Het tweede middel stelt een procesrechtelijk aspect van het geding aan de orde. Het betreft wat de president in zijn vonnis noemt het ‘’vijfde en zesde verweer’’ van [eiser], welke verweren hij tezamen behandelt, doch waarvan niet geheel duidelijk is hoe de president ze heeft opgevat. [eiser] stelt bij conclusie van antwoord dat de zaak niet spoedeisend is en wijst er op dat [verweerster] verscheidene maanden heeft gewacht alvorens de actie in te stellen. Voorts stelt hij in dit verband dat hij inmiddels de hoofdzaak heeft aanhangig gemaakt, waarin hij vordert een verklaring voor recht, dat hij gerechtigd is voor [A] te werken en hij vervolgt: Voorzover aangenomen zou moeten worden, dat enig concurrentiebeding daaraan in de weg staat, verzoekt gedaagde subsidiair matiging van het concurrentiebeding, gezien gedaagdes zeer grote belang vergeleken met het belang van [verweerster], hetwelk, voorzover daarvan al sprake is, geheel wegvalt. Het woord ‘’gedaagde’’ in deze passage wijst er op, dat dit een verzoek is in het kort geding en niet een mededeling van hetgeen in de hoofdzaak — waar [eiser] immers eiser is — wordt gevorderd. De overwegingen van het vonnis van de president wijzen echter veeleer naar een opvatting in laatstgemelde zin, immers een afwijzing van dit verzoek komt daarin niet voor, doch wel een overweging, dat de president niet de verwachting heeft, dat [eiser] in zijn vordering ex art. 1637 x B.W. zal slagen. In de memorie van grieven wordt, duidelijker, ‘’in het huidige geding’’ wijziging van het concurrentiebeding verzocht in dier voege, dat het niet geldt voor [A] S.A. Het Hof vat dit op als een herhaling van een in prima gedaan verzoek en verklaart dit niet-ontvankelijk, omdat in kort geding geen beslissing ten gronde kan worden gegeven nog daargelaten dat geen grief is opgeworpen dat de president aan dit verzoek is voorbijgegaan —. Het eerste onderdeel van het tweede middel, inhoudende dat dit verzoek rechtens moest gelden als een nieuwe weer en door het Hof had moeten worden onderzocht, mist feitelijke grondslag, want het Hof hééft de weer onderzocht, zoals uit de zoeven geciteerde overweging blijkt. Het Hof overwoog kennelijk ten overvloede (‘’daargelaten dat’’), dat [eiser] van het voorbijgaan aan het verzoek door de president geen grief had gemaakt. Ook onderdeel b kan daarom niet slagen.

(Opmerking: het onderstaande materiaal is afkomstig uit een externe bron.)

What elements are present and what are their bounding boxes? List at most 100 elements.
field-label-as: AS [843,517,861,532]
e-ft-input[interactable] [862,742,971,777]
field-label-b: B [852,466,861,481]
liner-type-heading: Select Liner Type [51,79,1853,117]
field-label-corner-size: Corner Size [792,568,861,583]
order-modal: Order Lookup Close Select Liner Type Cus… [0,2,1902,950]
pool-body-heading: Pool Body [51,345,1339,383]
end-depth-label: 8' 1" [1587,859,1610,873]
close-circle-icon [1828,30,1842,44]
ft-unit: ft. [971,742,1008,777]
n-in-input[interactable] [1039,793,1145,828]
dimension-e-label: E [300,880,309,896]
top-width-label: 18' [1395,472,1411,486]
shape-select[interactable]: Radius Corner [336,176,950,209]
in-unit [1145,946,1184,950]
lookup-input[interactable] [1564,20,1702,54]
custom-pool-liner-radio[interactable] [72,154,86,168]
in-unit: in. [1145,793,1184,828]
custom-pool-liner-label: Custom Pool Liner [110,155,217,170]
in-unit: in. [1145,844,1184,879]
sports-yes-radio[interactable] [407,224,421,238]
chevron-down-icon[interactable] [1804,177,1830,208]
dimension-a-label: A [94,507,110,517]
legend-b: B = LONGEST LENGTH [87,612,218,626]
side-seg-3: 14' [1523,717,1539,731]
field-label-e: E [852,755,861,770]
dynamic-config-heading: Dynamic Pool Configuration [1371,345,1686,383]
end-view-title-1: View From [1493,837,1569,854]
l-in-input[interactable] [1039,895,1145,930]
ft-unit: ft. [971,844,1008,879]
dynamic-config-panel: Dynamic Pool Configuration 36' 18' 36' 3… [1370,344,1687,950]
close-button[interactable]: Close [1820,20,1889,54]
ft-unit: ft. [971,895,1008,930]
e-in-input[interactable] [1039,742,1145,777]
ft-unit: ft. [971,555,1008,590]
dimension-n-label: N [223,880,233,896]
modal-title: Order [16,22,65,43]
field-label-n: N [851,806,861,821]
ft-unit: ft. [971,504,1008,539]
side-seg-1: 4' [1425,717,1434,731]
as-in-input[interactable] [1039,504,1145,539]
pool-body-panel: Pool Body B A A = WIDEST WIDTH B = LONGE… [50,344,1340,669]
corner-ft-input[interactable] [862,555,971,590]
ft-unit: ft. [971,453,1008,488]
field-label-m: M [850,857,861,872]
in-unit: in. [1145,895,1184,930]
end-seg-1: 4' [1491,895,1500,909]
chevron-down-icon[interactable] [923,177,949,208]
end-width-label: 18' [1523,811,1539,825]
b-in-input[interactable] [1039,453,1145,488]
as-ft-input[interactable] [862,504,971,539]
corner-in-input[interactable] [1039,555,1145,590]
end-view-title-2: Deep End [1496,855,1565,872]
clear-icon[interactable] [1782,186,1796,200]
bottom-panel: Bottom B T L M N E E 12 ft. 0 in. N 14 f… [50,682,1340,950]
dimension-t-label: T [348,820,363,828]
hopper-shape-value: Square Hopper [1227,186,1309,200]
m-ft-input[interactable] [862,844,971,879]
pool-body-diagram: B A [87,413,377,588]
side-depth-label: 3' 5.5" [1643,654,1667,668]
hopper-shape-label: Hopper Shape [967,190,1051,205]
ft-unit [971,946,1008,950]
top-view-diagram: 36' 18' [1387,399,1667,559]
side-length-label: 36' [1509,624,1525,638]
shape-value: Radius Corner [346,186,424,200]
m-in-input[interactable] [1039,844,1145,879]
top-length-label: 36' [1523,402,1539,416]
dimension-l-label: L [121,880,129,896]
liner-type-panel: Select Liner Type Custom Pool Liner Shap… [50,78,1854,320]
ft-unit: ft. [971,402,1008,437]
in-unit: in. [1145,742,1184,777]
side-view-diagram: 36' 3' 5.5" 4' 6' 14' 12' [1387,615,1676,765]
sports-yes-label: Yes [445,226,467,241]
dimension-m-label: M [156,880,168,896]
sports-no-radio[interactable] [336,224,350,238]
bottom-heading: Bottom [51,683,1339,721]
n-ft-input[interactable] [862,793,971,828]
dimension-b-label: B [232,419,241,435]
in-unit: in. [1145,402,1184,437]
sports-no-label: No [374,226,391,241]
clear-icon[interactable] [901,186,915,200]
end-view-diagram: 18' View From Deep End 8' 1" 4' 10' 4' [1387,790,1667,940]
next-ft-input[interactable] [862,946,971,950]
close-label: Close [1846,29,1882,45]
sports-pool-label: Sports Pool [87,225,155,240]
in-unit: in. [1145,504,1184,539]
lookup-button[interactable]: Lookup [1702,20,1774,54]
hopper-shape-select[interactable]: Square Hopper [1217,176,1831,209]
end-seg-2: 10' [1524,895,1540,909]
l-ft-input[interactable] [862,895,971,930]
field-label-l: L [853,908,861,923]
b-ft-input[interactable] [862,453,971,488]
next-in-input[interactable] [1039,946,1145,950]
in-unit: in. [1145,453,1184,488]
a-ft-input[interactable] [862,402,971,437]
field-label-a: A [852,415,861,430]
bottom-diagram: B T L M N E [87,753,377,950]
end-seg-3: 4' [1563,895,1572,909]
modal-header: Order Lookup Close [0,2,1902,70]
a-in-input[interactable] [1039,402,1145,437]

In onderdeel c bestrijdt eisers 's Hofs oordeel, dat eiser niet-ontvankelijk is in zijn verzoek tot wijziging van het concurrentiebeding, omdat in een kort geding geen beslissing ten gronde kan worden gegeven. Eiser verlangt m.i. van de rechter teveel, wanneer hij wil dat zijn verzoek tot ‘’wijziging van het concurrentiebeding’’ wordt opgevat als een verzoek tot schorsing in afwachting van de uitspraak in het bodemgeschil. Dan had hij dat moeten vragen en de uitlegging door het Hof van de geciteerde woorden als strekkende tot wijziging (constitutief) van het tussen partijen geldende beding is feitelijk en in cassatie onaantastbaar. De beperkter strekking van het verzoek is m.i. tot haar recht gekomen in de overweging van de president, dat er reden zou zijn de voorziening te weigeren indien hij de stellige verwachting zou hebben, dat [eiser] in zijn vordering ex art. 1637 x tweede lid zou slagen, welke verwachting hij echter niet had. Tegen deze overweging vindt men echter geen grief ingebracht.
Ik heb de eer te concluderen tot verwerping van het beroep, met veroordeling van de eiser in de kosten op de cassatie gevallen.